I have a lot of food anxieties. In my youth, I was very picky, had a lot of foods I really didn’t like, and sadly a huge appetite. I would often find myself in awkward social situations where assumptions would be made, like every kid loves peanut butter and jelly or scrambled eggs or macaroni and cheese, and I’d be screwed.
I remember so many sleepovers or afternoons being stuck with unsympathetic friends and their parents, or in restaurants that didn’t get the idea of a completely fried egg or no gravy. It was one thing to eat at my house, where my finicky eating was understood, although always condescended to with a comment of “you don’t know what you’re missing.”
We were encouraged at an early age to learn to cook. I was quite proficient at making the light fare that I wanted and that more importantly met my palate’s criteria. I was able to fry an egg to my own liking easily enough, make awesome french toast as well as probably the world’s best chocolate chip pancakes.
But outside the home, the world scowled at my requests to hold the raw tomatoes I found so loathsome from sandwiches, not to mention the cheese or mayonnaise. I remember the first time I went to Subway and ordered just turkey and lettuce on wheat. The guy looked at me like I was crazy, but frankly I didn’t even want the lettuce.
McDonalds was always tricky because all I really wanted was a giant mountain of fries. The fact that they put mustard or, god forbid, salad dressing on the burgers was total blasphemy. A plain burger with ketchup was all I needed, but seldom ever got made correctly.
College forced my hand a bit when it came to a few foods I’d previously avoided. The cafeteria plan I relied on provided such bland options that I had to reevaluate my fussiness just to find something that worked. I got over my aversion to gravy and macaroni and cheese. I resolved my issues with scrambled eggs, but not anything with a runny yolk.
As time went by, I found that certain things like mayonnaise and guacamole could be tolerated, even enjoyed if made properly. I came to love creamy salad dressings as well. I embraced cheese on sandwiches, but still no tomatoes.
My foray into the new and unfamiliar worked well with the advent of the Internet for searching out menus and intranet lists. Restaurants adopted the “have it your way” mentality, and were often more accommodating when it came to special requests. Dining out became friendlier.

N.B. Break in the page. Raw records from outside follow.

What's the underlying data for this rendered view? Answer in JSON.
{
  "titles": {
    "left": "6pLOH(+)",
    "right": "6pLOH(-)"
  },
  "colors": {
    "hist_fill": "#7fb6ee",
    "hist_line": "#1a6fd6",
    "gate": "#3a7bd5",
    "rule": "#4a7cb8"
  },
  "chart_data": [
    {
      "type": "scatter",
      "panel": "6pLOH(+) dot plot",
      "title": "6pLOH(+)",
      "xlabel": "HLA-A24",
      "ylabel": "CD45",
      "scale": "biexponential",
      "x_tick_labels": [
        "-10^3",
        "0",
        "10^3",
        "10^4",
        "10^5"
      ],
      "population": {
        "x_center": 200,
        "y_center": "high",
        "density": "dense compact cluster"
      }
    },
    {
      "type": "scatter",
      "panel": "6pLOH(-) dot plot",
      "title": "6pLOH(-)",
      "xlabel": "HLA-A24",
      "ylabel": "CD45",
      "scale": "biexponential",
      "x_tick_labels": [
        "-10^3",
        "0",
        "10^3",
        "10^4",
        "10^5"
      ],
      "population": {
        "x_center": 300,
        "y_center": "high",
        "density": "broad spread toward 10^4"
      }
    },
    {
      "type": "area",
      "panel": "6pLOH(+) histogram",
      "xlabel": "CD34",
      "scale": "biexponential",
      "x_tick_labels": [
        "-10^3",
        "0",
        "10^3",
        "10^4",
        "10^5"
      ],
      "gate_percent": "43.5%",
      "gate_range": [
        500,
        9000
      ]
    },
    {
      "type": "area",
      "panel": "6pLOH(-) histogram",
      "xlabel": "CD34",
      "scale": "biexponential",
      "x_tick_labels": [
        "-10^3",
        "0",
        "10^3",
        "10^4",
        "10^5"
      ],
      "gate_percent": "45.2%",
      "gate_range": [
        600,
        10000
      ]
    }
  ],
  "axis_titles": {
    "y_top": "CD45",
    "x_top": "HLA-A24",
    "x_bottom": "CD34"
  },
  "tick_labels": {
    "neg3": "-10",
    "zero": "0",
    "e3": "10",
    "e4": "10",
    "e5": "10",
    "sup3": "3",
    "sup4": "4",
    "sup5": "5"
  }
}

Still, these adventures were not without peril. Getting accommodated in a large group, through a drive through, or with a waiter who doesn’t write your order down does not cast odds in your favor. I have developed a rule of threes when it comes to special requests. This means that the entire table can ask for only three special orders before you get into the red zone of certainty that most will not be made, if any.
It’s important to know who you’re dining with to ensure that if there’s more than one fussy eater, each person can get what they want, correctly prepared the first time, and not piss off the waiter. I always try to order first or last so my request stays fresh in the waiter’s mind. I usually engage the table before ordering to find out what everyone else is having to determine if I can make changes to the dish I want.
I try to avoid adding anything, if possible. Usually, I ask to remove elements like sour cream or the hated tomatoes, or switch fries to a salad. I typically won’t do this if I know there will be a lot of other modifications made from other people at the table. I made the mistake once,and the person next to me basically built an entire entree that didn’t even exist on the menu. To my surprise the entire thing came out right, but I think it was because the waitress wrote it down.
As I try new things, I find great pleasure in ordering things right off the menu as they were intended. It doesn’t happen often, but when it does, I feel far less anxiety and the days of just turkey and lettuce are long gone.